10cmから購入できるので、まず触れてみるだけでも。カーテンやクッションに仕立てるか、額に入れて飾るか。生地を手にしてから、使い方が浮かんでくることも多いです。

「展覧会で見たあの色、実物だとどんな感じ?」― そんなご相談も、お気軽にどうぞ。

カーテンにしてみたい方は、オーダーカーテンについてもご覧ください。採寸のしかたも書いています。

05  Goods

グッズのこと

展覧会の公式グッズ ― 図録や会場限定のアイテムは、会場と公式のオンラインショップでのお取り扱いになります。当店では扱っていません。

ただ、会場で心をつかまれるのは、たいてい模様そのものだと思います。あの赤いウニッコ。ドットが連なるプケッティ。あれを持ち帰りたい、という気持ち。

その模様は、生地としてなら手に入ります。当店はマリメッコの正規取扱店で、展覧会に並ぶ柄の多くを、生地でお届けできます。

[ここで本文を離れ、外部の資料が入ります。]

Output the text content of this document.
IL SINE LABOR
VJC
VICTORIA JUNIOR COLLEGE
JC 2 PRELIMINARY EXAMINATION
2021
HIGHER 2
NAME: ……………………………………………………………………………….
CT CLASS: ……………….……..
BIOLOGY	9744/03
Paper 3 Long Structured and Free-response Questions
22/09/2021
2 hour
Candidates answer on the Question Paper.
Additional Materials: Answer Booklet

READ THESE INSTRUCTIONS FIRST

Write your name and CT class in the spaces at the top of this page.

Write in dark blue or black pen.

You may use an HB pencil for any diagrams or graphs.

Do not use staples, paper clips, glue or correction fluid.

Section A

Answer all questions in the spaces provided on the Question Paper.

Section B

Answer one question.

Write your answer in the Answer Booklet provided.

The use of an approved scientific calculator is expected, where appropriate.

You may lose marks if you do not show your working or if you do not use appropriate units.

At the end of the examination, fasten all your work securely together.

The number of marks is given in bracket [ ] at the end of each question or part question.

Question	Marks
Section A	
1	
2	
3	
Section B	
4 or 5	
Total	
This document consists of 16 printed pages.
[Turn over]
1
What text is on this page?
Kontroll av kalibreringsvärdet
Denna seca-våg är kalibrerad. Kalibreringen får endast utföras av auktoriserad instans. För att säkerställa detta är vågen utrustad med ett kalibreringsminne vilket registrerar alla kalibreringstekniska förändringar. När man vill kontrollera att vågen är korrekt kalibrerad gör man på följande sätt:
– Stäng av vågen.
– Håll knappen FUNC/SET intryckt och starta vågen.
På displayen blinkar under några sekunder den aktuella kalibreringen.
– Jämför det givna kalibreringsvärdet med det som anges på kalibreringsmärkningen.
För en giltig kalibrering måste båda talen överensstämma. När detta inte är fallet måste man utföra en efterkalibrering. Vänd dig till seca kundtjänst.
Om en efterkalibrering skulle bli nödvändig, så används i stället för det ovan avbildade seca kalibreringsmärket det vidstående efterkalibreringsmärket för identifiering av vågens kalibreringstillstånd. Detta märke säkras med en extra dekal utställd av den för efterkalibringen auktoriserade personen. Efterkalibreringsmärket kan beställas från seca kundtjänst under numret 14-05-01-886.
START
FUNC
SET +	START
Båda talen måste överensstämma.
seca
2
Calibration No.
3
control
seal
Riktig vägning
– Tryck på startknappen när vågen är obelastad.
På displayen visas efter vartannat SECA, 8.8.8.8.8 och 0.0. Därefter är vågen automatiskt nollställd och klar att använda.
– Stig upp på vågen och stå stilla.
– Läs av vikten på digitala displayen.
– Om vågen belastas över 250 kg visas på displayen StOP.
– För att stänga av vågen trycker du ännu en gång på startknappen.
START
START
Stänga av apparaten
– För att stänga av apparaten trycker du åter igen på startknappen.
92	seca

10cm単位なので、まず少しだけ、というのもできます。

Marimekko 正規取扱店 10cm単位 / ハーフカット
06  Questions

よくあるご質問

マリメッコ展のグッズは通販で買えますか?

展覧会の公式グッズは会場・公式での販売となりますが、展覧会で人気のウニッコやプケッティといった模様は、当店で「生地」としてオンライン通販でお求めいただけます。

マリメッコの生地は少しだけ買えますか?

はい。10cm単位、またはハーフカットから購入できます。

ハンドメイドに使いたいのですが、どの柄がおすすめですか?

パッチワークや小物づくりには、小柄のミニウニッコやプケッティが扱いやすく人気です。

本物(正規品)ですか?

はい。当店はマリメッコ正規取扱店です。正規に仕入れた本物の生地のみをお届けしています。

実店舗で実物を見られますか?

徳島の実店舗で、実際の生地を手にとってご覧いただけます。

展覧会の余韻を、暮らしのなかへ。